The ranking methodology for each guide is explained in the How this ranking works section at the bottom of each guide page.
Limitations
These figures are estimates, not measurements. Actual nutrition and alcohol content depend on the specific brands used, the bartender's pour, glass size, ice dilution, and preparation method.
WhatDrink nutrition figures are not a substitute for information provided by a qualified dietitian, doctor, or on the label of a product you are consuming.
Do not use these figures to make medical, dietary, or allergy-related decisions. Do not assume a drink is safe for any specific dietary condition based on WhatDrink data alone.
Standard drink guidelines vary by country. The US standard (14g pure alcohol) is used throughout WhatDrink guides unless stated otherwise. UK, Australian, and other national standards differ — always refer to your local national guidelines for responsible drinking information.
Common questions
How accurate are WhatDrink's calorie estimates?
WhatDrink calorie figures are estimates based on standard recipe quantities and ingredient reference data. They are intended for relative comparison across drinks, not as precise dietary measurements. Actual values depend on brand, pour size, bartender preparation, and ice dilution.
What is a standard drink on WhatDrink?
WhatDrink uses the US standard drink definition: one standard drink contains 14 grams of pure alcohol (approximately 0.6 fl oz or 17.7 ml). UK, Australian, and other national standards differ. For AU drinks, one standard drink is 10 grams of pure alcohol.
Why don't all cocktails show nutrition figures?
Nutrition figures are only shown when all ingredient quantities are parseable to a known unit, all ingredients map to a reference entry with nutrition data, no quantity is implausibly large or small, and the recipe passes our internal quality review. Recipes that do not meet these thresholds are shown without nutrition data.
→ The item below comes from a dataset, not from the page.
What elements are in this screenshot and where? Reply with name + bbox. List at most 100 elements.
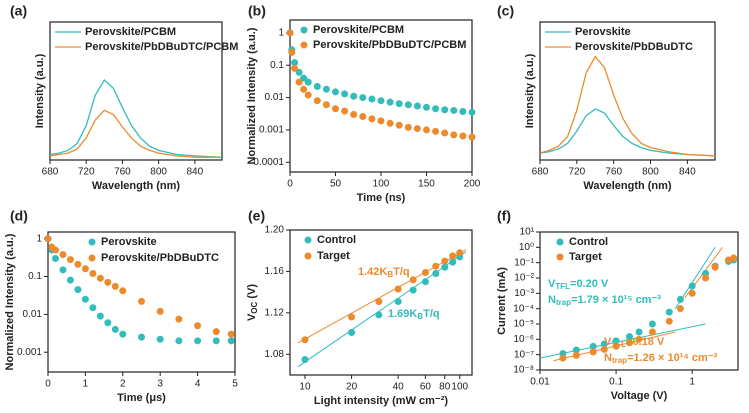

Does WhatDrink account for ice dilution?
No. Our ABV and volume calculations use the sum of recipe ingredient volumes. Ice dilution is not modelled. In practice, stirred and shaken cocktails are diluted by 20–30% by ice — meaning actual ABV at service is lower than our estimate.
Can I trust WhatDrink data for medical or dietary decisions?
No. WhatDrink figures are estimates for general comparison and discovery. They are not a substitute for advice from a qualified dietitian, doctor, or information provided on a product label. Do not use WhatDrink data to make allergy, health, or dietary safety decisions.